Bill Viola’s new exhibition at Blain|Southern presents small-screen works in an intimate context to reflect on the complex details of human relations and our attachment to the material world. Known for exploring the artistic potential of video since the seventies, here Viola employs a number of formats and techniques of filming and projection in works made within the last two decades.
In a triptych on adjoining flat screen panels, Poem B (The Guest House), 2006; we witness the residue of a life through the objects and structures that surround a solitary older woman. In Small Saints, 2008; six separate OLED screens depict six individuals appearing from the darkness, in footage that transitions between grainy black-and-white images from a surveillance camera, to the extreme clarity of high-definition digital video.

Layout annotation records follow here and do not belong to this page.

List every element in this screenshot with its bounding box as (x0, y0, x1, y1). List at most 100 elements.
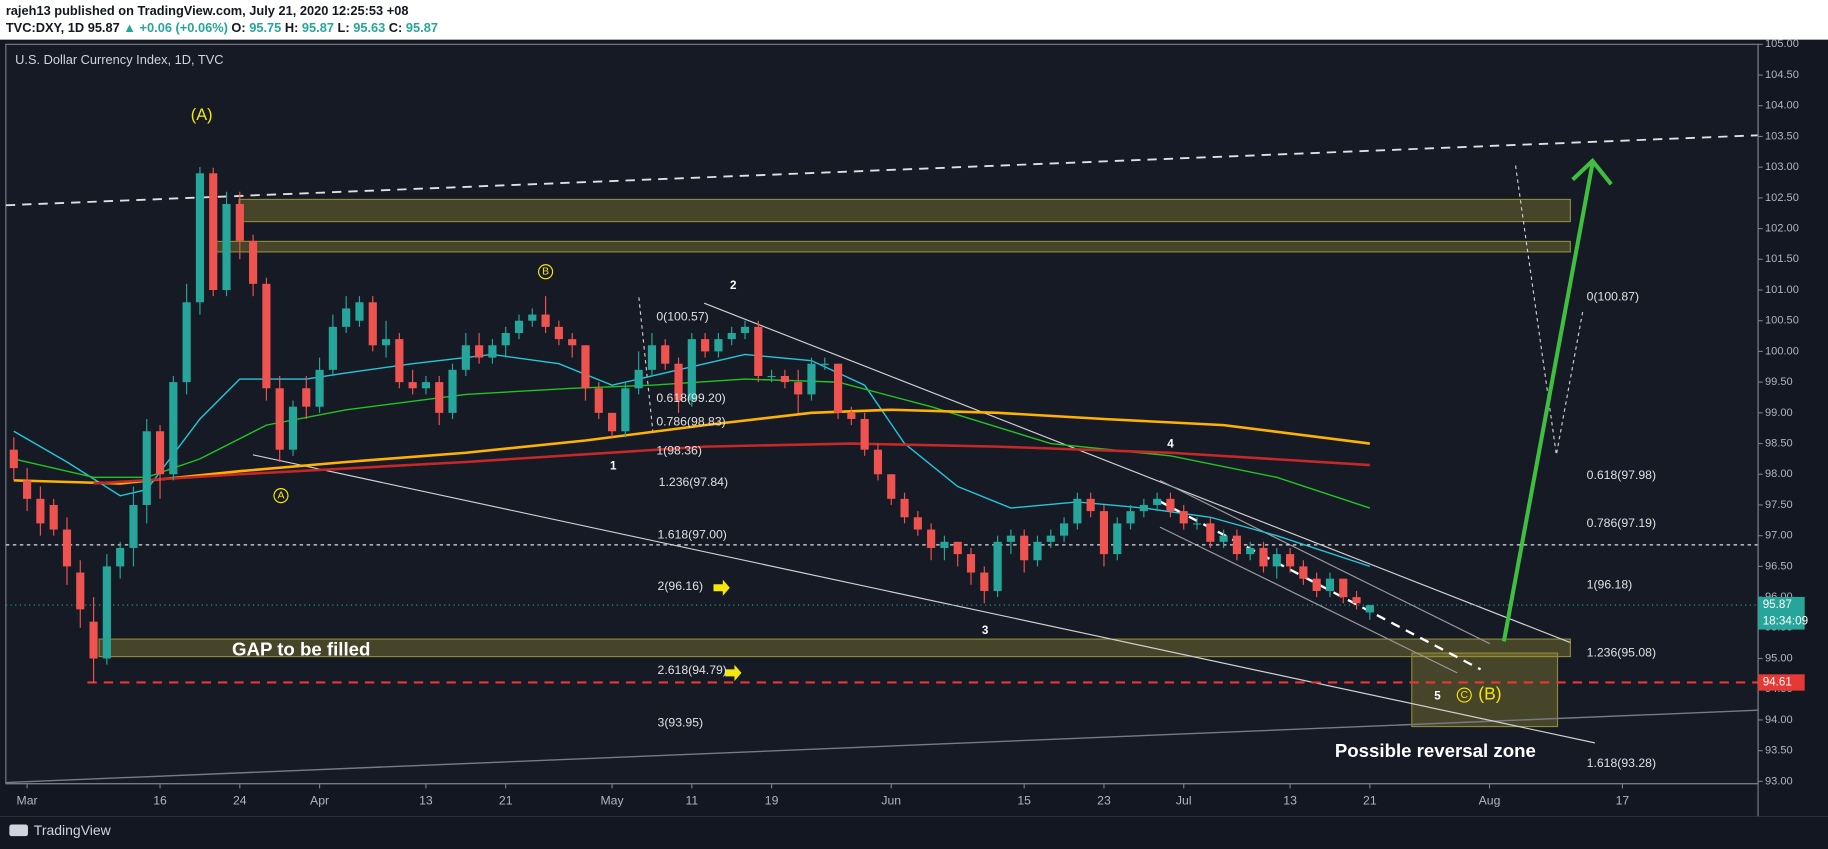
candle-body (887, 474, 896, 499)
candle-body (1365, 605, 1374, 613)
candle-body (461, 345, 470, 370)
candle-body (687, 339, 696, 401)
stop-level-label: 94.61 (1763, 676, 1792, 689)
y-tick-label: 93.50 (1765, 745, 1793, 757)
candle-body (315, 369, 324, 407)
annotation-circle (273, 488, 289, 504)
y-tick-label: 100.50 (1765, 315, 1799, 327)
quote: TVC:DXY, 1D 95.87 ▲ +0.06 (+0.06%) O: 95… (6, 21, 438, 36)
chart-title: U.S. Dollar Currency Index, 1D, TVC (15, 52, 223, 67)
annotation: (A) (191, 106, 213, 124)
candle-body (927, 529, 936, 548)
candle-body (36, 498, 45, 524)
annotation: 5 (1434, 689, 1441, 702)
candle-body (1339, 578, 1348, 598)
candle-body (1139, 504, 1148, 512)
y-tick-label: 95.00 (1765, 652, 1793, 664)
series (5, 167, 1759, 684)
candle-body (1219, 535, 1228, 542)
x-tick-label: 23 (1097, 793, 1111, 807)
x-tick-label: 24 (233, 793, 247, 807)
candle-body (23, 480, 32, 499)
candle-body (408, 382, 417, 389)
candle-body (1059, 523, 1069, 536)
candle-body (1272, 554, 1281, 567)
arrow-icon (725, 664, 742, 682)
y-tick-label: 94.00 (1765, 714, 1793, 726)
candle-body (142, 431, 151, 505)
y-tick-label: 105.00 (1765, 38, 1799, 50)
annotation: A (277, 490, 284, 501)
header-bar (0, 0, 1828, 40)
candle-body (249, 240, 258, 284)
candle-body (966, 554, 976, 573)
candle-body (435, 382, 444, 413)
annotation: 2.618(94.79) (658, 663, 727, 677)
candle-body (129, 504, 138, 548)
candle-body (860, 418, 869, 450)
annotation: 1.236(95.08) (1587, 645, 1656, 659)
candle-body (727, 332, 736, 340)
candle-body (1352, 597, 1361, 604)
candle-body (1259, 547, 1268, 567)
candle-body (621, 388, 630, 432)
candle-body (1325, 578, 1335, 591)
candle-body (235, 204, 244, 241)
candle-body (900, 498, 909, 518)
candle-body (873, 449, 883, 475)
candle-body (634, 369, 643, 389)
candle-body (89, 621, 98, 659)
quote-part: 95.87 (406, 21, 438, 36)
x-tick-label: Jun (881, 793, 901, 807)
candle-body (102, 566, 111, 659)
quote-part: 95.87 (302, 21, 338, 36)
annotation: 0.786(97.19) (1587, 516, 1656, 530)
annotation: Possible reversal zone (1335, 740, 1536, 761)
candle-body (1126, 511, 1135, 524)
y-tick-label: 96.50 (1765, 560, 1793, 572)
quote-part: H: (285, 21, 302, 36)
zone (238, 198, 1571, 223)
x-tick-label: 13 (1283, 793, 1297, 807)
moving-average (93, 442, 1370, 485)
y-tick-label: 97.50 (1765, 499, 1793, 511)
candle-body (116, 547, 125, 567)
footer-bar (0, 816, 1828, 849)
annotation: 0.786(98.83) (656, 414, 725, 428)
quote-part: L: (338, 21, 354, 36)
candle-body (1192, 523, 1202, 525)
x-tick-label: 13 (419, 793, 433, 807)
arrow-icon (713, 579, 730, 596)
y-tick-label: 98.50 (1765, 437, 1793, 449)
last-price-label: 95.87 (1763, 598, 1792, 611)
candle-body (913, 517, 922, 530)
candle-body (794, 382, 803, 395)
candle-body (1246, 547, 1255, 555)
trendline (5, 709, 1759, 784)
candle-body (222, 204, 231, 290)
candle-body (288, 406, 298, 450)
y-tick-label: 97.00 (1765, 530, 1793, 542)
y-tick-label: 103.50 (1765, 130, 1799, 142)
x-tick-label: 11 (685, 793, 698, 807)
candle-body (448, 369, 457, 413)
candle-body (754, 326, 763, 376)
logo (9, 824, 28, 837)
candle-body (1312, 578, 1321, 591)
x-tick-label: Jul (1176, 793, 1192, 807)
x-tick-label: Mar (17, 793, 38, 807)
candle-body (1099, 511, 1109, 555)
annotation: 1(98.36) (656, 444, 702, 458)
candle-body (581, 345, 590, 389)
candle-body (1020, 535, 1029, 561)
candle-body (421, 382, 431, 389)
candle-body (528, 314, 537, 321)
y-tick-label: 93.00 (1765, 775, 1793, 787)
candle-body (275, 388, 284, 450)
reversal-zone (1411, 652, 1559, 728)
x-tick-label: 21 (1363, 793, 1377, 807)
candle-body (993, 541, 1002, 591)
y-tick-label: 100.00 (1765, 345, 1799, 357)
candle-body (647, 345, 657, 370)
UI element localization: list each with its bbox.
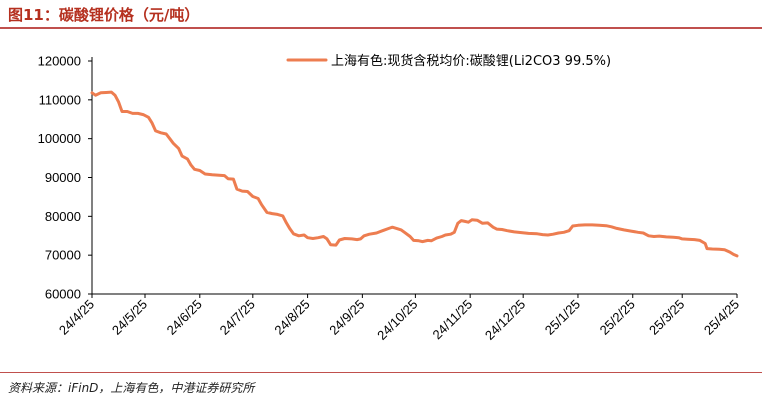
legend: 上海有色:现货含税均价:碳酸锂(Li2CO3 99.5%): [286, 53, 611, 69]
x-tick-label: 25/3/25: [646, 297, 687, 338]
x-tick-label: 24/7/25: [217, 297, 258, 338]
x-tick-label: 24/11/25: [430, 297, 476, 343]
x-axis: 24/4/25 24/5/25 24/6/25 24/7/25 24/8/25 24/9/…: [56, 293, 742, 343]
x-tick-label: 25/2/25: [597, 297, 638, 338]
y-tick-label: 120000: [38, 54, 81, 69]
y-tick-label: 100000: [38, 131, 81, 146]
top-rule: [0, 27, 762, 29]
x-tick-label: 24/4/25: [56, 297, 97, 338]
y-tick-label: 70000: [45, 248, 81, 263]
legend-label: 上海有色:现货含税均价:碳酸锂(Li2CO3 99.5%): [331, 53, 611, 69]
figure-title: 图11：碳酸锂价格（元/吨）: [8, 6, 200, 24]
source-note: 资料来源：iFinD，上海有色，中港证券研究所: [8, 381, 255, 395]
x-tick-label: 24/9/25: [326, 297, 367, 338]
bottom-rule: [0, 372, 762, 373]
y-tick-label: 80000: [45, 209, 81, 224]
line-chart: 60000 70000 80000 90000 100000 110000 120000 2…: [38, 53, 743, 343]
x-tick-label: 24/10/25: [374, 297, 420, 343]
y-tick-label: 110000: [39, 92, 81, 107]
y-tick-label: 60000: [45, 287, 81, 302]
x-tick-label: 25/1/25: [542, 297, 583, 338]
x-tick-label: 24/12/25: [482, 297, 528, 343]
y-axis: 60000 70000 80000 90000 100000 110000 120000: [38, 54, 93, 302]
series-layer: [90, 90, 739, 258]
x-tick-label: 24/6/25: [164, 297, 205, 338]
x-tick-label: 25/4/25: [701, 297, 742, 338]
series-line: [90, 90, 739, 258]
y-tick-label: 90000: [45, 170, 81, 185]
x-tick-label: 24/5/25: [109, 297, 150, 338]
x-tick-label: 24/8/25: [271, 297, 312, 338]
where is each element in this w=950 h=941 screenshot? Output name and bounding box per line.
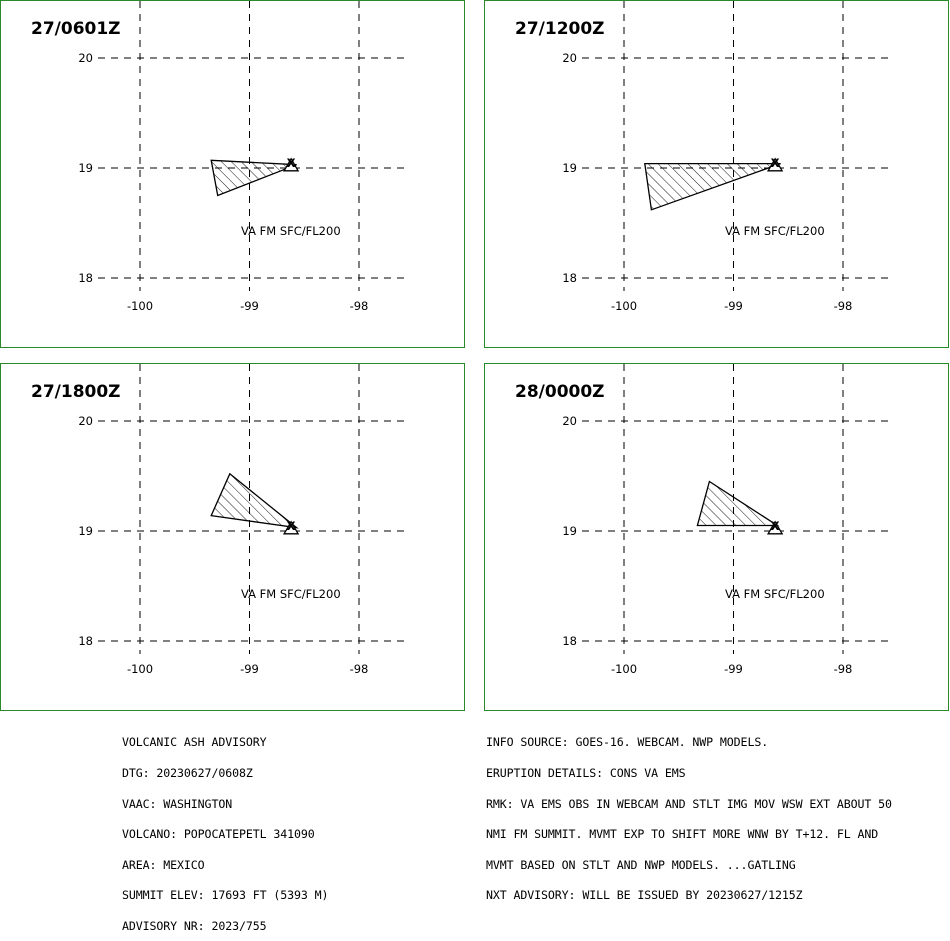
forecast-panel-0601z: -100 -99 -98 20 19 18 X VA FM SFC/FL200 27/0601… — [0, 0, 465, 348]
lon-tick-label: -98 — [350, 299, 369, 313]
volcano-summit-icon — [766, 520, 784, 535]
lon-tick-label: -100 — [611, 299, 637, 313]
advisory-text-right: INFO SOURCE: GOES-16. WEBCAM. NWP MODELS… — [486, 717, 892, 911]
advisory-line: DTG: 20230627/0608Z — [122, 766, 253, 780]
ash-cloud-polygon — [644, 162, 781, 211]
lat-tick-label: 20 — [562, 51, 577, 65]
lat-tick-label: 20 — [78, 414, 93, 428]
lon-tick-label: -98 — [834, 299, 853, 313]
summit-marker: X — [771, 519, 780, 533]
map-canvas: -100 -99 -98 20 19 18 X VA FM SFC/FL200 — [562, 1, 890, 313]
advisory-line: MVMT BASED ON STLT AND NWP MODELS. ...GA… — [486, 857, 796, 872]
advisory-line: RMK: VA EMS OBS IN WEBCAM AND STLT IMG M… — [486, 796, 892, 811]
advisory-text-left: VOLCANIC ASH ADVISORY DTG: 20230627/0608… — [122, 717, 329, 941]
ash-altitude-label: VA FM SFC/FL200 — [241, 587, 341, 601]
summit-marker: X — [287, 156, 296, 170]
panel-time-label: 27/1200Z — [515, 19, 605, 39]
ash-cloud-polygon — [210, 159, 297, 197]
advisory-line: ADVISORY NR: 2023/755 — [122, 918, 267, 933]
ash-altitude-label: VA FM SFC/FL200 — [725, 224, 825, 238]
advisory-line: VOLCANIC ASH ADVISORY — [122, 735, 267, 750]
lat-tick-label: 19 — [78, 161, 93, 175]
ash-altitude-label: VA FM SFC/FL200 — [241, 224, 341, 238]
lat-tick-label: 18 — [562, 271, 577, 285]
forecast-panel-1800z: -100 -99 -98 20 19 18 X VA FM SFC/FL200 27/1800… — [0, 363, 465, 711]
lon-tick-label: -98 — [350, 662, 369, 676]
lat-tick-label: 19 — [562, 161, 577, 175]
advisory-line: SUMMIT ELEV: 17693 FT (5393 M) — [122, 888, 329, 903]
map-canvas: -100 -99 -98 20 19 18 X VA FM SFC/FL200 — [562, 364, 890, 676]
advisory-line: INFO SOURCE: GOES-16. WEBCAM. NWP MODELS… — [486, 735, 769, 750]
lon-tick-label: -99 — [724, 662, 743, 676]
lat-tick-label: 19 — [78, 524, 93, 538]
lat-tick-label: 20 — [562, 414, 577, 428]
summit-marker: X — [771, 156, 780, 170]
advisory-line: ERUPTION DETAILS: CONS VA EMS — [486, 766, 686, 780]
forecast-panel-1200z: -100 -99 -98 20 19 18 X VA FM SFC/FL200 27/1200… — [484, 0, 949, 348]
lon-tick-label: -99 — [240, 662, 259, 676]
map-canvas: -100 -99 -98 20 19 18 X VA FM SFC/FL200 — [78, 1, 406, 313]
lat-tick-label: 20 — [78, 51, 93, 65]
panel-time-label: 28/0000Z — [515, 382, 605, 402]
ash-cloud-polygon — [696, 480, 780, 527]
summit-marker: X — [287, 519, 296, 533]
advisory-line: NMI FM SUMMIT. MVMT EXP TO SHIFT MORE WN… — [486, 827, 879, 842]
lon-tick-label: -99 — [724, 299, 743, 313]
lat-tick-label: 18 — [78, 634, 93, 648]
lon-tick-label: -100 — [127, 299, 153, 313]
volcano-summit-icon — [282, 157, 300, 172]
ash-altitude-label: VA FM SFC/FL200 — [725, 587, 825, 601]
lat-tick-label: 19 — [562, 524, 577, 538]
advisory-line: AREA: MEXICO — [122, 857, 205, 872]
advisory-line: VOLCANO: POPOCATEPETL 341090 — [122, 827, 315, 842]
volcano-summit-icon — [766, 157, 784, 172]
panel-time-label: 27/0601Z — [31, 19, 121, 39]
advisory-line: NXT ADVISORY: WILL BE ISSUED BY 20230627… — [486, 888, 803, 903]
forecast-panel-0000z: -100 -99 -98 20 19 18 X VA FM SFC/FL200 28/0000… — [484, 363, 949, 711]
lat-tick-label: 18 — [78, 271, 93, 285]
lon-tick-label: -100 — [127, 662, 153, 676]
panel-time-label: 27/1800Z — [31, 382, 121, 402]
advisory-line: VAAC: WASHINGTON — [122, 796, 233, 811]
volcano-summit-icon — [282, 520, 300, 535]
lat-tick-label: 18 — [562, 634, 577, 648]
map-canvas: -100 -99 -98 20 19 18 X VA FM SFC/FL200 — [78, 364, 406, 676]
lon-tick-label: -100 — [611, 662, 637, 676]
lon-tick-label: -98 — [834, 662, 853, 676]
lon-tick-label: -99 — [240, 299, 259, 313]
ash-cloud-polygon — [210, 472, 299, 529]
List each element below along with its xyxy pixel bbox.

Viola makes direct classical references in his choice of materials and formats. Unspoken (Silver & Gold), 2001; is a projected diptych of a man and woman, which connects with historical use of precious metals in art, with the optical properties of these highly textured surfaces altering the appearance of images in dramatic ways. Dolorosa, 2000; shows looping portraits of two figures representing the cycle of human suffering. This diptych of small LCD screens draws from the medieval uses of portable folding panel paintings.
Self Portrait, Submerged, 2013, depicts the artist lying on the bed of a stream. In this alternate physical realm he lies with eyes closed, breathing out slowly, appearing to be completely at peace. It rounds off this focused selection of work that encapsulates an important aspect of Bill Viola’s wider preoccupation with the dynamics between spiritual and physical realm.